Генрих облокотился на левую руку и тяжело задумался. Хэнкс молча стоял перед ним.

– Так, вы говорите, она умерла спокойно? – спросил король.

– Я уже не раз докладывал вашему величеству: ваша бывшая жена и наша бывшая королева Анна умерла без видимого волнения, со словами молитвы. Когда ее привели на место казни, она сказала: «Я прощаюсь с миром и от всего сердца прошу вас молиться за меня». После этого она упала на колени и до последнего повторяла: «Иисус, прими мою душу». Ее губы еще шевелились, когда все было кончено. Тело нашей бывшей королевы накрыли простыней и отнесли в дворцовую часовню. Потом ее положили в гроб, причем столяр ошибся в его изготовлении, так что отрубленная голова королевы едва поместилась в домовину, – отвечал Хэнкс и голос его был скучен.
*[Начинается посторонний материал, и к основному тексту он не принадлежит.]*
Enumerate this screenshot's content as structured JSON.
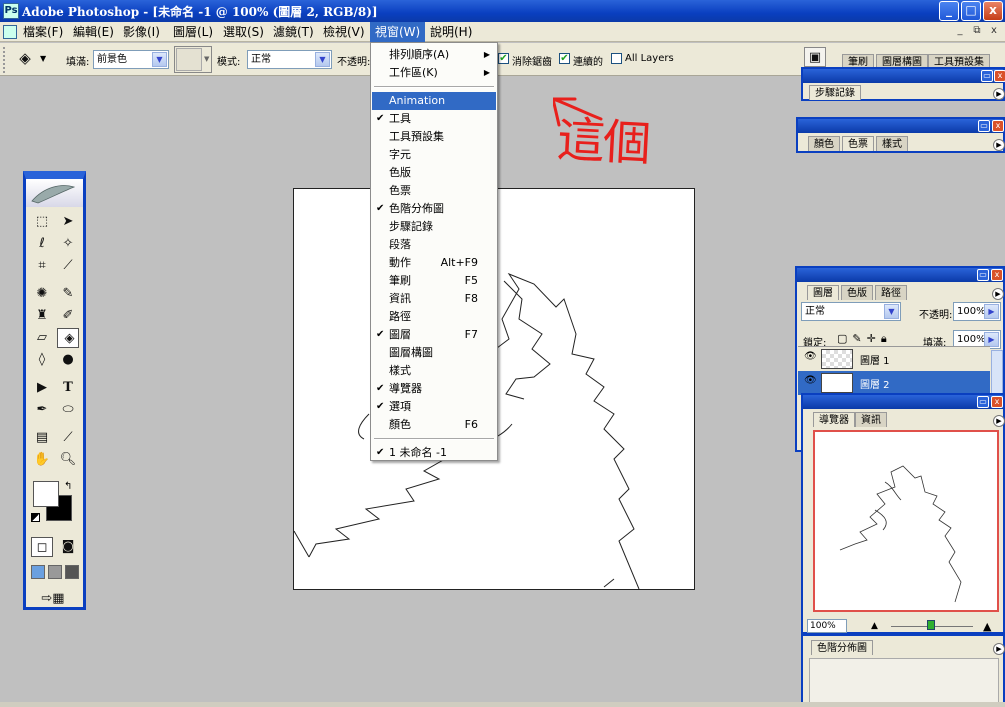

– Со словами молитвы… – король поставил стакан на столик. – Гнусная шлюха! – вдруг закричал он. – Со словами молитвы! Нет, вы подумайте, какая святая великомученица! Блаженная Анна! Целомудренная Анна! Тьфу! Развратная тварь! Ее надо было жечь на медленном огне, рвать клещами ее поганую плоть! Зачем вы отговорили меня, черт возьми?! Умерла со словами молитвы!..

Хэнкс вздохнул и принялся разъяснять в десятый раз:

– Вы, ваше величество, не могли поступить со своей бывшей женой чересчур жестоко. Ваше величество – не варвар; мы – цивилизованная страна и должны показывать пример всему остальному миру. Наша бывшая королева Анна совершила тяжкое преступление: она пыталась свергнуть законную и данную от Бога власть вашего величества. Суд справедливо, на законных основаниях, приговорил за это нашу бывшую королеву к смерти. Такова наша политика.

– Политика, политика, политика! – с яростью повторил король. – Как мне надоела эта чертова политика! Из-за нее я не смог отомстить Анне так, как хотел, как требовала моя поруганная честь. Мерзкая шлюха умерла слишком легко, сознание этого жжет меня и не дает мне покоя. Знаете, я даже на того молодца… Ну, на того, который с Анной… Ну, на ее кузена, дьявол меня побери!.. Я даже на него не так злюсь, как на мою жену, проклятую гадину! В конце концов, мужчина всегда хочет женщину и ищет ту, которая доступна ему. Каждая женщина понимает это. Но одни женщины хранят себя, заботятся о своей душе и своем добром имени, а другие пускаются во все тяжкие. Ах, Анна, Анна, я думал, она не такая! Из-за нее я теперь не могу смотреть на мою дочь, на Елизавету, – слишком уж она напоминает мать!.. С чем я остался к концу жизни? Жены нет, моя старшая дочь Мария, хоть я и люблю ее, зла и некрасива, а младшая – порождение шлюхи.